I don't give this variation many stars because although it has exciting exposure differentiating from the traditional Great Zot finish and adds to the overall quality of airiness that the fourth pitch delivers, it is very very loose. In the so-called cracks are flakes just waiting to be yarded on. It is definitely a matter of opinion, and this pitch delivers its' full dose of adventure, but finding good placements can be interesting at times. At one point there is an easy offwidth section within which lies a large loose block that would sever your rope at the very least. Be careful, and have fun.
Standard Eldo rack; there is one fixed pin on this route.
I'm not sure this variation needs to be added as a separate route. Perhaps add it as a comment under the Great Zot maybe?
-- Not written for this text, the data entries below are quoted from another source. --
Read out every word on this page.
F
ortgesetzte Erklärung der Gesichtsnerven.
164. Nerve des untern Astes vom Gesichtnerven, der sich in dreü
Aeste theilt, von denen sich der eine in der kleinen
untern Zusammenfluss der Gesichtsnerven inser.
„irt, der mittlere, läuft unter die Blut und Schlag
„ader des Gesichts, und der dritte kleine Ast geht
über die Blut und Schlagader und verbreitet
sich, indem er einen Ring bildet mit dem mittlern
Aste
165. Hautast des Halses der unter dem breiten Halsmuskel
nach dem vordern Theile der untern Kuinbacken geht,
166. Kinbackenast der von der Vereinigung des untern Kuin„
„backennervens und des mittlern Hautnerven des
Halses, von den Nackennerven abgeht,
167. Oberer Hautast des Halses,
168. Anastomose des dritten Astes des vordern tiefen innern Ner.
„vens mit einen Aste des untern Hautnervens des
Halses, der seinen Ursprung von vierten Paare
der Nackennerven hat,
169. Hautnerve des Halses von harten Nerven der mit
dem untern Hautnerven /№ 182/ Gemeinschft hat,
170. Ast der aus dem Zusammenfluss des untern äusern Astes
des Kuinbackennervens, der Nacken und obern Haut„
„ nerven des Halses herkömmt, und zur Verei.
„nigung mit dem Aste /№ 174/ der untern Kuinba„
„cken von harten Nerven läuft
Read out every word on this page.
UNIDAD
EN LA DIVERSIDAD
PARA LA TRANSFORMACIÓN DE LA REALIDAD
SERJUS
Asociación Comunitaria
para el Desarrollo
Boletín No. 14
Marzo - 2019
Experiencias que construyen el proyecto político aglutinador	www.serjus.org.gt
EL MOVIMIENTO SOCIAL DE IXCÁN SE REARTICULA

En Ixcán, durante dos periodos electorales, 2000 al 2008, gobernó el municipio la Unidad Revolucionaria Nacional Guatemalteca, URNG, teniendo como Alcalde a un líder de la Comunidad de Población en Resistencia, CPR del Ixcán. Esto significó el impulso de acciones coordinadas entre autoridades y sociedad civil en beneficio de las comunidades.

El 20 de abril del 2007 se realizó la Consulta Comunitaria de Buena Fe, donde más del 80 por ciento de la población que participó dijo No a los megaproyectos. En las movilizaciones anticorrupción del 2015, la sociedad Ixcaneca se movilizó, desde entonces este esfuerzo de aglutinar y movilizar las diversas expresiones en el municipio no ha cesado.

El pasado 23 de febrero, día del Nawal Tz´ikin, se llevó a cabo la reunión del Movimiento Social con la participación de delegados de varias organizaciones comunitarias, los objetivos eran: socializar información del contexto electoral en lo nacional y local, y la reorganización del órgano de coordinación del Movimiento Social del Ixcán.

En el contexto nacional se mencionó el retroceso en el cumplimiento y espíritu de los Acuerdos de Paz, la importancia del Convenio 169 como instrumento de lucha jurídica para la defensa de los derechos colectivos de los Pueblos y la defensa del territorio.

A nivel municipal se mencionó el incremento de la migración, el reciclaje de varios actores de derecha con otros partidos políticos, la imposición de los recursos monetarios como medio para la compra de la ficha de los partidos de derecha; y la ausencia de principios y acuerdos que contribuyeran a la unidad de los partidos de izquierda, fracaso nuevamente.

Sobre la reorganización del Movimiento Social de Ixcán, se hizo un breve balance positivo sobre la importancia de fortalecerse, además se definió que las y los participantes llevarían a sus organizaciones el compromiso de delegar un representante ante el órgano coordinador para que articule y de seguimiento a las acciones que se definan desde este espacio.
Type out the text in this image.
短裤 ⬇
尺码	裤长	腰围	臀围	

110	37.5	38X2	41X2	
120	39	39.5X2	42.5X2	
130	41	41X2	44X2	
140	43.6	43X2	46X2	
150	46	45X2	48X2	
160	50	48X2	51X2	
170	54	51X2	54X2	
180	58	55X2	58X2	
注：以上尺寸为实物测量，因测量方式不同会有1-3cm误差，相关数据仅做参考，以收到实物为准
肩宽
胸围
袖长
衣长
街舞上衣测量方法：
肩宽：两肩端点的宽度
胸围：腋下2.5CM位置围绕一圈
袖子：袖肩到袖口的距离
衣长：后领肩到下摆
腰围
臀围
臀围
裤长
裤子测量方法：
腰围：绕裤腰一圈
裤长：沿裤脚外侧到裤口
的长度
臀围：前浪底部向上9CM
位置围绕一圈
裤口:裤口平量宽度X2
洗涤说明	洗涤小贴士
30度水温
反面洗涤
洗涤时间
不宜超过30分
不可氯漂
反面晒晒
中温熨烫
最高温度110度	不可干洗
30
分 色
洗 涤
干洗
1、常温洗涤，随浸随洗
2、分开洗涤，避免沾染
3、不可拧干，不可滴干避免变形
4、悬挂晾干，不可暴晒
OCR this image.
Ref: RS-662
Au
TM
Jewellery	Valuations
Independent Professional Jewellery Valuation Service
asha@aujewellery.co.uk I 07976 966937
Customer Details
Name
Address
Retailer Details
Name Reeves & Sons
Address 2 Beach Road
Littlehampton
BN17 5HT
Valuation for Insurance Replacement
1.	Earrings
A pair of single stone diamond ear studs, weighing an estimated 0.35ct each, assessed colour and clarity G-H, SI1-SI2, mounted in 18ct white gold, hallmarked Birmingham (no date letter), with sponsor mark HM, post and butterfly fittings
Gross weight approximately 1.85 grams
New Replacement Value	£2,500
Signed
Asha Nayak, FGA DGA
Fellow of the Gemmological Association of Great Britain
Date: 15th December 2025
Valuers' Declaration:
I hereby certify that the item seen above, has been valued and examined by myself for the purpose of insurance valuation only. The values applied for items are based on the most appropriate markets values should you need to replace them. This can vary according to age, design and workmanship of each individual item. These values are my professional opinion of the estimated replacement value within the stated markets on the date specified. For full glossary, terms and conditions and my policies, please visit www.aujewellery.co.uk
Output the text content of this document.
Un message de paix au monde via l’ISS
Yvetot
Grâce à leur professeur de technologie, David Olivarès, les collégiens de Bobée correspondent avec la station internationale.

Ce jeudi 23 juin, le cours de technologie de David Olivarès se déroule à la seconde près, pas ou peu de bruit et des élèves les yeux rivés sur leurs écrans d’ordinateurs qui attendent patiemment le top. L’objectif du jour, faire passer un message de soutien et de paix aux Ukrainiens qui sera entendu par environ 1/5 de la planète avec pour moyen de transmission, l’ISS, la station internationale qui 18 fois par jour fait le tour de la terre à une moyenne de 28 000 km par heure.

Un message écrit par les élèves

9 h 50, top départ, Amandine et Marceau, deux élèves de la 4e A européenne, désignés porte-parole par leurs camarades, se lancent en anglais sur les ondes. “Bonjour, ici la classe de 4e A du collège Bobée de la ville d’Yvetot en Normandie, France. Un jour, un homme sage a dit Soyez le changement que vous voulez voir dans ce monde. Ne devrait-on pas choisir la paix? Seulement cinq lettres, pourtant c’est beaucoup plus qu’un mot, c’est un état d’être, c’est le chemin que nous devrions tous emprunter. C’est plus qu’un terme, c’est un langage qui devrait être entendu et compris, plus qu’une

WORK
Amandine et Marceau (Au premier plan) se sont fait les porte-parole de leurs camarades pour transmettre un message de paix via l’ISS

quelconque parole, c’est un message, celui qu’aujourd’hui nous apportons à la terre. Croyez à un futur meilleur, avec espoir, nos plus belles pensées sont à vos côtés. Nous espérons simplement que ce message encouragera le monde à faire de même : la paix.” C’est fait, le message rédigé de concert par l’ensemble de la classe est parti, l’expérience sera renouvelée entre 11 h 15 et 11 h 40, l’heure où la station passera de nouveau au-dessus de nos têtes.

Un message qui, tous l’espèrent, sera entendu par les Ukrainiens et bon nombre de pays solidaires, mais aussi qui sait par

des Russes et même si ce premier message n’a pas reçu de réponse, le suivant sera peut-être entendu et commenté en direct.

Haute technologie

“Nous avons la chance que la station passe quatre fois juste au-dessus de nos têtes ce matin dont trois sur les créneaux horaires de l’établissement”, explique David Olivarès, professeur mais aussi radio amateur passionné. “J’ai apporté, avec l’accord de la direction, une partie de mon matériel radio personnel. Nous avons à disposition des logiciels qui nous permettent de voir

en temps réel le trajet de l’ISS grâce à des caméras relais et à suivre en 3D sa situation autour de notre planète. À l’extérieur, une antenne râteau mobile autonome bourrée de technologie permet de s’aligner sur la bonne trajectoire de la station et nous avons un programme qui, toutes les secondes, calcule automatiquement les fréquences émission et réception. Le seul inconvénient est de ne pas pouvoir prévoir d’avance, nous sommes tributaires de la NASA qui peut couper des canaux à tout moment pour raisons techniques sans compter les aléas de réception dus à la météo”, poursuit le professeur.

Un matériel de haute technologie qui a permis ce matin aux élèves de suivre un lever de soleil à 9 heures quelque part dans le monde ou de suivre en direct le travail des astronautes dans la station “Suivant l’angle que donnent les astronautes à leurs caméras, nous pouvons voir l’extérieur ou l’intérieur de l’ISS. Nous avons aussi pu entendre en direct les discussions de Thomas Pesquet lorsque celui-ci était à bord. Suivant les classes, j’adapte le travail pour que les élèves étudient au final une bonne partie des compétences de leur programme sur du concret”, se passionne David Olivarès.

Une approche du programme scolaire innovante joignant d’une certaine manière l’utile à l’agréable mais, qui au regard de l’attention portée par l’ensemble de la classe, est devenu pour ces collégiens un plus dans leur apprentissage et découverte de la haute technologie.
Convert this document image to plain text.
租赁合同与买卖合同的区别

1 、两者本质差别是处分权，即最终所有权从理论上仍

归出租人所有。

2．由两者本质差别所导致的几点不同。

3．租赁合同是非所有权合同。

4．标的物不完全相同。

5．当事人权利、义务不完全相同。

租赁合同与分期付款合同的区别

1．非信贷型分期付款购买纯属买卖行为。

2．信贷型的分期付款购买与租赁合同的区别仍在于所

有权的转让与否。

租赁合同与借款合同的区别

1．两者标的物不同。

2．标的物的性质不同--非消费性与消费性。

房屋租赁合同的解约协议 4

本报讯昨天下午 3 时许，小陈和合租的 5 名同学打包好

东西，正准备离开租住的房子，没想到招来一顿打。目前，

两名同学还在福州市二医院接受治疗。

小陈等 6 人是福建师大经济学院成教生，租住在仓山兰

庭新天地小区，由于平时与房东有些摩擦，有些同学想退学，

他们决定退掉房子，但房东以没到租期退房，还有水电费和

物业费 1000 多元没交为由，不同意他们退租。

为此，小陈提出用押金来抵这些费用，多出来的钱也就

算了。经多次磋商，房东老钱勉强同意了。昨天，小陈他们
In any case, I've done this, as well as just about every other Great Zot variation while soloing in that area, and can't recommend much about this variation. Avoid it, as it's the worst way to finish the Great Zot. My favorite way of finishing the Great Zot is the wide crack that forms the right side of the tower of Rebuffet's Arete. Fun, mostly solid rock, and pretty mellow for wide-5.8.
I was actually going to add that as another variation, but the site went haywrie. PRobably a good recommendation to not have this as a whole route in itself, but seeing as how The Great Zot isn't described on this site at all, except for the beginning up to the Zot Face finish, I thought it seemed worthy as an addition.
It isn't good, but it's better than the standard finish, so I gave it one star. The finish you've described is the best finish to The Great Zot, deserving of three stars with some pretty spectacular fun!